AI engineering internship at Lockheed Martin Space applying deep learning and CNNs for anomaly detection in space vehicle testing.

Summary

AI Engineer at Lockheed Martin Space for Test Anomaly Detection

May 2022 – Aug 2022

Applied Image Classification techniques to anomaly detection for space vehicle testing using Python and PyTorch

Researched many different approaches to AI anomaly detection as part of an Agile team
Implemented transfer learning from AlexNet model using deep convolutional neural networks in PyTorch
Developed custom data loading methods, model architecture, and validation procedures
Designed custom binary and multi-class classifier modules
Achieved over 98% multi-class classification accuracy on synthetic validation data

What I Did

I was part of a research team developing an AI model to search for anomalies in space vehicle test data. On this role, I:

Took part in discussions to design model architecture
Researched new techniques to improve model performance
Shared information with other team members, some working on the same model and others working on different models in parallel

Programming the Model: I was also the primary model programmer for the team of three working on our specific model. Another team member worked on synthetic data generation, and the third team member was our direct supervisor. I wrote code to handle data loading and normalization, model training and inference, and model validation procedures. I implemented all of these features in python, using the PyTorch library.

Team Presentation: At the end of my internship, I gave an in depth presentation of my contributions to the entire research team. Our model was able to achieve over 98% validation accuracy on the synthetic dataset, which was generated from an impressively small number of real world samples. The model spurred several interesting questions from the group, and was selected for further development after I left.

What I Learned

Though this work was in an industry setting, my specific group was structured more like a research lab. I really enjoyed this environment, since it gave me an opportunity to learn why and how something works, well at the same time building a practical product.
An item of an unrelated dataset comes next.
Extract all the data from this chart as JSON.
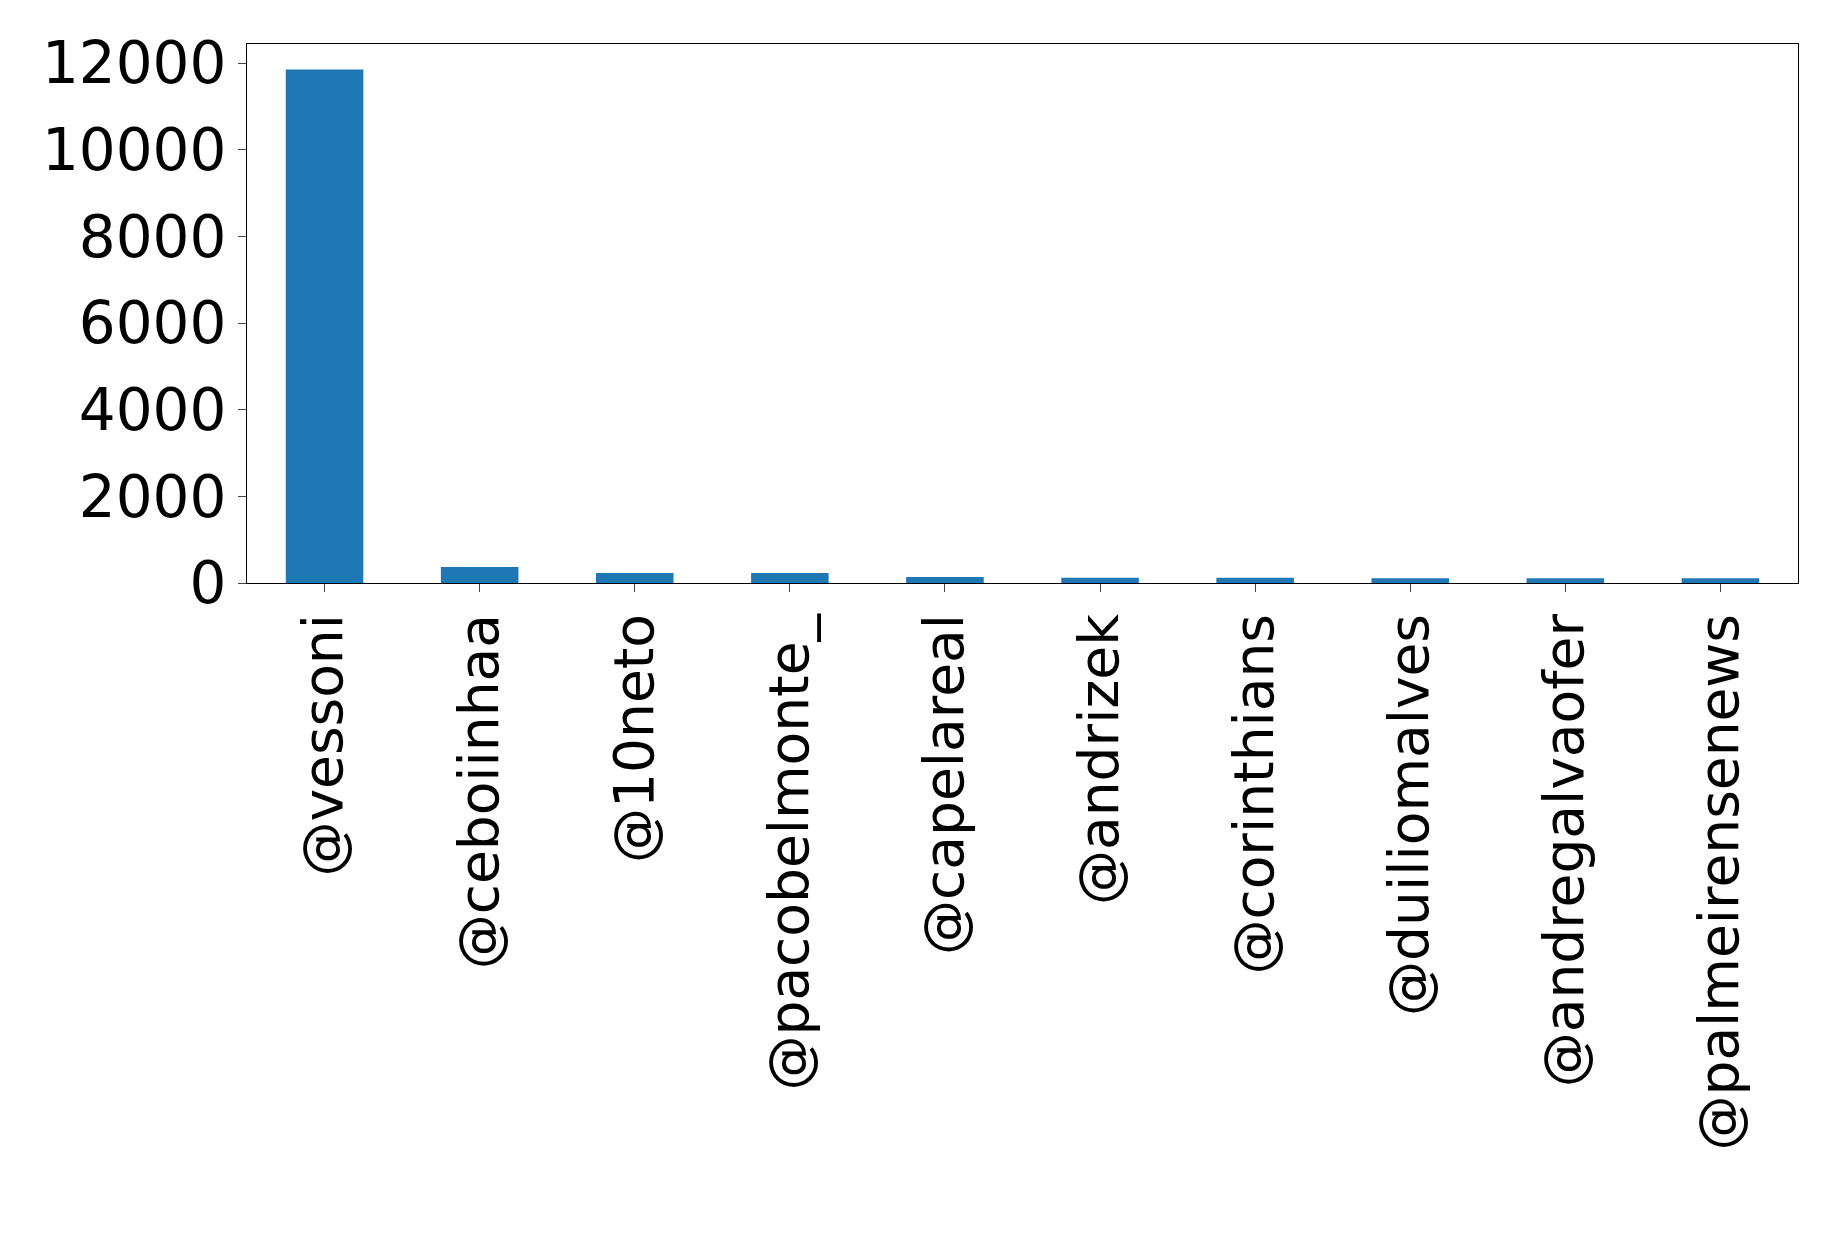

Transfer Learning: The high level concepts I leveraged for the model were transfer learning and convolutional neural nets (CNNs). CNNs are commonly used in AI for image recognition problems, which at first glance seems unrelated to anomaly detection in test data, the focus of our work. However, images to computers are really just matrices of numbers - and so is the test data. Transfer learning allows us to use a model trained to do image recognition, and, with minimal tweaking, train that model to detect anomalies in our data.
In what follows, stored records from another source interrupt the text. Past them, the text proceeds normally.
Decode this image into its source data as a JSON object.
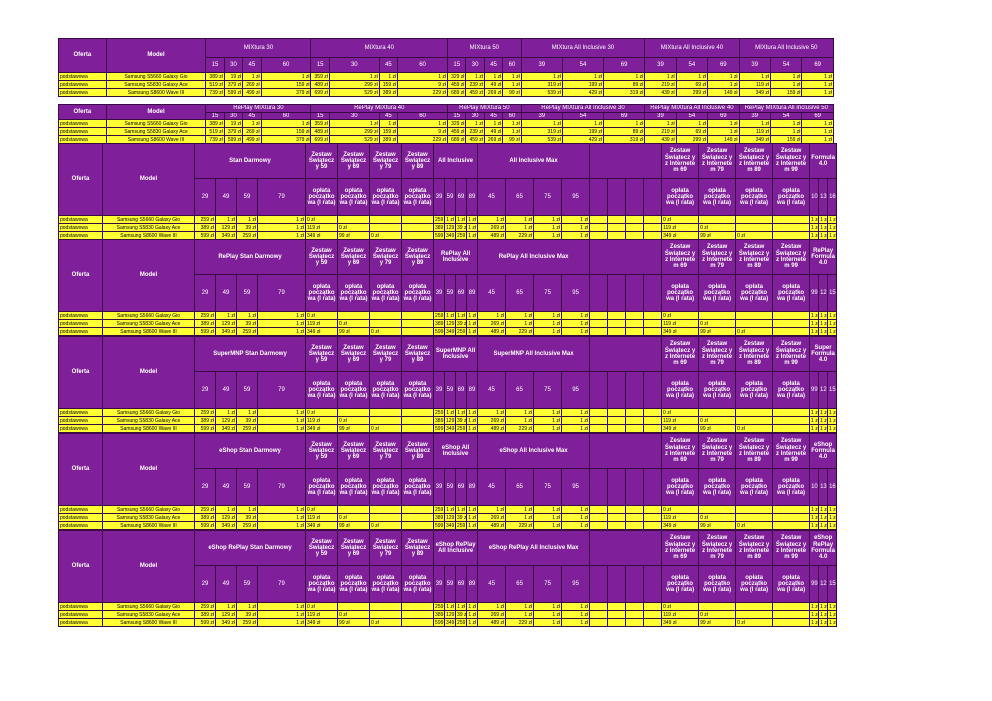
{
  "labels": {
    "oferta": "Oferta",
    "model": "Model"
  },
  "rows": [
    {
      "typ": "podstawowa",
      "model": "Samsung S5660 Galaxy Gio"
    },
    {
      "typ": "podstawowa",
      "model": "Samsung S5830 Galaxy Ace"
    },
    {
      "typ": "podstawowa",
      "model": "Samsung S8600 Wave III"
    }
  ],
  "mix": {
    "groups": [
      "MIXtura 30",
      "MIXtura 40",
      "MIXtura 50",
      "MIXtura All Inclusive 30",
      "MIXtura All Inclusive 40",
      "MIXtura All Inclusive 50"
    ],
    "replay_groups": [
      "RePlay MIXtura 30",
      "RePlay MIXtura 40",
      "RePlay MIXtura 50",
      "RePlay MIXtura All Inclusive 30",
      "RePlay MIXtura All Inclusive 40",
      "RePlay MIXtura All Inclusive 50"
    ],
    "cols": [
      "15",
      "30",
      "45",
      "60",
      "15",
      "30",
      "45",
      "60",
      "15",
      "30",
      "45",
      "60",
      "39",
      "54",
      "69",
      "39",
      "54",
      "69",
      "39",
      "54",
      "69"
    ],
    "values": [
      [
        "389 zł",
        "19 zł",
        "1 zł",
        "1 zł",
        "359 zł",
        "1 zł",
        "1 zł",
        "1 zł",
        "329 zł",
        "1 zł",
        "1 zł",
        "1 zł",
        "1 zł",
        "1 zł",
        "1 zł",
        "1 zł",
        "1 zł",
        "1 zł",
        "1 zł",
        "1 zł",
        "1 zł"
      ],
      [
        "519 zł",
        "379 zł",
        "269 zł",
        "159 zł",
        "489 zł",
        "299 zł",
        "159 zł",
        "9 zł",
        "459 zł",
        "239 zł",
        "49 zł",
        "1 zł",
        "319 zł",
        "199 zł",
        "89 zł",
        "219 zł",
        "69 zł",
        "1 zł",
        "119 zł",
        "1 zł",
        "1 zł"
      ],
      [
        "739 zł",
        "599 zł",
        "499 zł",
        "379 zł",
        "699 zł",
        "529 zł",
        "389 zł",
        "229 zł",
        "689 zł",
        "459 zł",
        "269 zł",
        "99 zł",
        "539 zł",
        "429 zł",
        "319 zł",
        "439 zł",
        "299 zł",
        "149 zł",
        "349 zł",
        "159 zł",
        "1 zł"
      ]
    ]
  },
  "sections": [
    {
      "first": "Stan Darmowy",
      "inc": "All Inclusive",
      "max": "All Inclusive Max",
      "formula": "Formula 4.0",
      "fcols": [
        "109",
        "139",
        "169"
      ]
    },
    {
      "first": "RePlay Stan Darmowy",
      "inc": "RePlay All Inclusive",
      "max": "RePlay All Inclusive Max",
      "formula": "RePlay Formula 4.0",
      "fcols": [
        "99",
        "129",
        "159"
      ]
    },
    {
      "first": "SuperMNP Stan Darmowy",
      "inc": "SuperMNP All Inclusive",
      "max": "SuperMNP All Inclusive Max",
      "formula": "Super Formula 4.0",
      "fcols": [
        "99",
        "129",
        "159"
      ]
    },
    {
      "first": "eShop Stan Darmowy",
      "inc": "eShop All Inclusive",
      "max": "eShop All Inclusive Max",
      "formula": "eShop Formula 4.0",
      "fcols": [
        "109",
        "139",
        "169"
      ]
    },
    {
      "first": "eShop RePlay Stan Darmowy",
      "inc": "eShop RePlay All Inclusive",
      "max": "eShop RePlay All Inclusive Max",
      "formula": "eShop RePlay Formula 4.0",
      "fcols": [
        "99",
        "129",
        "159"
      ]
    }
  ],
  "sec_common": {
    "swiat": [
      "Zestaw Świątecz y 59",
      "Zestaw Świątecz y 69",
      "Zestaw Świątecz y 79",
      "Zestaw Świątecz y 89"
    ],
    "internet": [
      "Zestaw Świątecz y z Internete m 69",
      "Zestaw Świątecz y z Internete m 79",
      "Zestaw Świątecz y z Internete m 89",
      "Zestaw Świątecz y z Internete m 99"
    ],
    "oplata": "opłata początko wa (I rata)",
    "sd_cols": [
      "29",
      "49",
      "59",
      "79"
    ],
    "inc_cols": [
      "39",
      "59",
      "69",
      "89"
    ],
    "max_cols": [
      "45",
      "65",
      "75",
      "95"
    ]
  },
  "sec_values": [
    {
      "sd": [
        [
          "259 zł",
          "1 zł",
          "1 zł",
          "1 zł"
        ],
        [
          "389 zł",
          "129 zł",
          "39 zł",
          "1 zł"
        ],
        [
          "599 zł",
          "349 zł",
          "259 zł",
          "1 zł"
        ]
      ],
      "sw": [
        [
          "0 zł",
          "",
          "",
          ""
        ],
        [
          "119 zł",
          "0 zł",
          "",
          ""
        ],
        [
          "349 zł",
          "99 zł",
          "0 zł",
          ""
        ]
      ],
      "inc": [
        [
          "259 zł",
          "1 zł",
          "1 zł",
          "1 zł"
        ],
        [
          "389 zł",
          "129 zł",
          "39 zł",
          "1 zł"
        ],
        [
          "599 zł",
          "349 zł",
          "259 zł",
          "1 zł"
        ]
      ],
      "max": [
        [
          "1 zł",
          "1 zł",
          "1 zł",
          "1 zł"
        ],
        [
          "269 zł",
          "1 zł",
          "1 zł",
          "1 zł"
        ],
        [
          "489 zł",
          "229 zł",
          "1 zł",
          "1 zł"
        ]
      ],
      "int": [
        [
          "0 zł",
          "",
          "",
          ""
        ],
        [
          "119 zł",
          "0 zł",
          "",
          ""
        ],
        [
          "349 zł",
          "99 zł",
          "0 zł",
          ""
        ]
      ],
      "f": [
        [
          "1 zł",
          "1 zł",
          "1 zł"
        ],
        [
          "1 zł",
          "1 zł",
          "1 zł"
        ],
        [
          "1 zł",
          "1 zł",
          "1 zł"
        ]
      ]
    },
    {
      "sd": [
        [
          "259 zł",
          "1 zł",
          "1 zł",
          "1 zł"
        ],
        [
          "389 zł",
          "129 zł",
          "39 zł",
          "1 zł"
        ],
        [
          "599 zł",
          "349 zł",
          "259 zł",
          "1 zł"
        ]
      ],
      "sw": [
        [
          "0 zł",
          "",
          "",
          ""
        ],
        [
          "119 zł",
          "0 zł",
          "",
          ""
        ],
        [
          "349 zł",
          "99 zł",
          "0 zł",
          ""
        ]
      ],
      "inc": [
        [
          "259 zł",
          "1 zł",
          "1 zł",
          "1 zł"
        ],
        [
          "389 zł",
          "129 zł",
          "39 zł",
          "1 zł"
        ],
        [
          "599 zł",
          "349 zł",
          "259 zł",
          "1 zł"
        ]
      ],
      "max": [
        [
          "1 zł",
          "1 zł",
          "1 zł",
          "1 zł"
        ],
        [
          "269 zł",
          "1 zł",
          "1 zł",
          "1 zł"
        ],
        [
          "489 zł",
          "229 zł",
          "1 zł",
          "1 zł"
        ]
      ],
      "int": [
        [
          "0 zł",
          "",
          "",
          ""
        ],
        [
          "119 zł",
          "0 zł",
          "",
          ""
        ],
        [
          "349 zł",
          "99 zł",
          "0 zł",
          ""
        ]
      ],
      "f": [
        [
          "1 zł",
          "1 zł",
          "1 zł"
        ],
        [
          "1 zł",
          "1 zł",
          "1 zł"
        ],
        [
          "1 zł",
          "1 zł",
          "1 zł"
        ]
      ]
    },
    {
      "sd": [
        [
          "259 zł",
          "1 zł",
          "1 zł",
          "1 zł"
        ],
        [
          "389 zł",
          "129 zł",
          "39 zł",
          "1 zł"
        ],
        [
          "599 zł",
          "349 zł",
          "259 zł",
          "1 zł"
        ]
      ],
      "sw": [
        [
          "0 zł",
          "",
          "",
          ""
        ],
        [
          "119 zł",
          "0 zł",
          "",
          ""
        ],
        [
          "349 zł",
          "99 zł",
          "0 zł",
          ""
        ]
      ],
      "inc": [
        [
          "259 zł",
          "1 zł",
          "1 zł",
          "1 zł"
        ],
        [
          "389 zł",
          "129 zł",
          "39 zł",
          "1 zł"
        ],
        [
          "599 zł",
          "349 zł",
          "259 zł",
          "1 zł"
        ]
      ],
      "max": [
        [
          "1 zł",
          "1 zł",
          "1 zł",
          "1 zł"
        ],
        [
          "269 zł",
          "1 zł",
          "1 zł",
          "1 zł"
        ],
        [
          "489 zł",
          "229 zł",
          "1 zł",
          "1 zł"
        ]
      ],
      "int": [
        [
          "0 zł",
          "",
          "",
          ""
        ],
        [
          "119 zł",
          "0 zł",
          "",
          ""
        ],
        [
          "349 zł",
          "99 zł",
          "0 zł",
          ""
        ]
      ],
      "f": [
        [
          "1 zł",
          "1 zł",
          "1 zł"
        ],
        [
          "1 zł",
          "1 zł",
          "1 zł"
        ],
        [
          "1 zł",
          "1 zł",
          "1 zł"
        ]
      ]
    },
    {
      "sd": [
        [
          "259 zł",
          "1 zł",
          "1 zł",
          "1 zł"
        ],
        [
          "389 zł",
          "129 zł",
          "39 zł",
          "1 zł"
        ],
        [
          "599 zł",
          "349 zł",
          "259 zł",
          "1 zł"
        ]
      ],
      "sw": [
        [
          "0 zł",
          "",
          "",
          ""
        ],
        [
          "119 zł",
          "0 zł",
          "",
          ""
        ],
        [
          "349 zł",
          "99 zł",
          "0 zł",
          ""
        ]
      ],
      "inc": [
        [
          "259 zł",
          "1 zł",
          "1 zł",
          "1 zł"
        ],
        [
          "389 zł",
          "129 zł",
          "39 zł",
          "1 zł"
        ],
        [
          "599 zł",
          "349 zł",
          "259 zł",
          "1 zł"
        ]
      ],
      "max": [
        [
          "1 zł",
          "1 zł",
          "1 zł",
          "1 zł"
        ],
        [
          "269 zł",
          "1 zł",
          "1 zł",
          "1 zł"
        ],
        [
          "489 zł",
          "229 zł",
          "1 zł",
          "1 zł"
        ]
      ],
      "int": [
        [
          "0 zł",
          "",
          "",
          ""
        ],
        [
          "119 zł",
          "0 zł",
          "",
          ""
        ],
        [
          "349 zł",
          "99 zł",
          "0 zł",
          ""
        ]
      ],
      "f": [
        [
          "1 zł",
          "1 zł",
          "1 zł"
        ],
        [
          "1 zł",
          "1 zł",
          "1 zł"
        ],
        [
          "1 zł",
          "1 zł",
          "1 zł"
        ]
      ]
    },
    {
      "sd": [
        [
          "259 zł",
          "1 zł",
          "1 zł",
          "1 zł"
        ],
        [
          "389 zł",
          "129 zł",
          "39 zł",
          "1 zł"
        ],
        [
          "599 zł",
          "349 zł",
          "259 zł",
          "1 zł"
        ]
      ],
      "sw": [
        [
          "0 zł",
          "",
          "",
          ""
        ],
        [
          "119 zł",
          "0 zł",
          "",
          ""
        ],
        [
          "349 zł",
          "99 zł",
          "0 zł",
          ""
        ]
      ],
      "inc": [
        [
          "259 zł",
          "1 zł",
          "1 zł",
          "1 zł"
        ],
        [
          "389 zł",
          "129 zł",
          "39 zł",
          "1 zł"
        ],
        [
          "599 zł",
          "349 zł",
          "259 zł",
          "1 zł"
        ]
      ],
      "max": [
        [
          "1 zł",
          "1 zł",
          "1 zł",
          "1 zł"
        ],
        [
          "269 zł",
          "1 zł",
          "1 zł",
          "1 zł"
        ],
        [
          "489 zł",
          "229 zł",
          "1 zł",
          "1 zł"
        ]
      ],
      "int": [
        [
          "0 zł",
          "",
          "",
          ""
        ],
        [
          "119 zł",
          "0 zł",
          "",
          ""
        ],
        [
          "349 zł",
          "99 zł",
          "0 zł",
          ""
        ]
      ],
      "f": [
        [
          "1 zł",
          "1 zł",
          "1 zł"
        ],
        [
          "1 zł",
          "1 zł",
          "1 zł"
        ],
        [
          "1 zł",
          "1 zł",
          "1 zł"
        ]
      ]
    }
  ]
}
Overfitting: One of the first problems I faced with this model was overfitting - the phenomenon where a model “memorizes” the training data rather than actually learning the underlying pattern. To combat this, I first decreased the number of epochs the model was allowed to train for, and lowered the learning rate. However, this did not completely fix the problem. My research for solutions eventually lead me to a technique called k-fold validation, where the model is trained on distinct subsets of the data for each epoch, and validated against the remaining portion.

Dying ReLU: Possibly the hardest problem I dealt with was dying ReLU. ReLU layers introduce non-linearity into the model to help it learn non-linear functions better. It does this by clamping all negative inputs to 0, which becomes a problem if the model reaches a configuration where most or all of the inputs are negative. In this case nearly all the outputs of the ReLU layer are 0, meaning information is lost, and the gradient through all subsequent layers is 0, making it difficult for the model to learn. To combat this, I tested several alternate non-linearities, such as the sigmoid function and PReLU functions. Ultimately, the change that caused the biggest improvement was implementing batch normalization, which shifts and scales the data between each layer to be more like a unit distribution around the origin. This prevented a configuration where most or all of the inputs were negative, and allowed the model to continue learning effectively.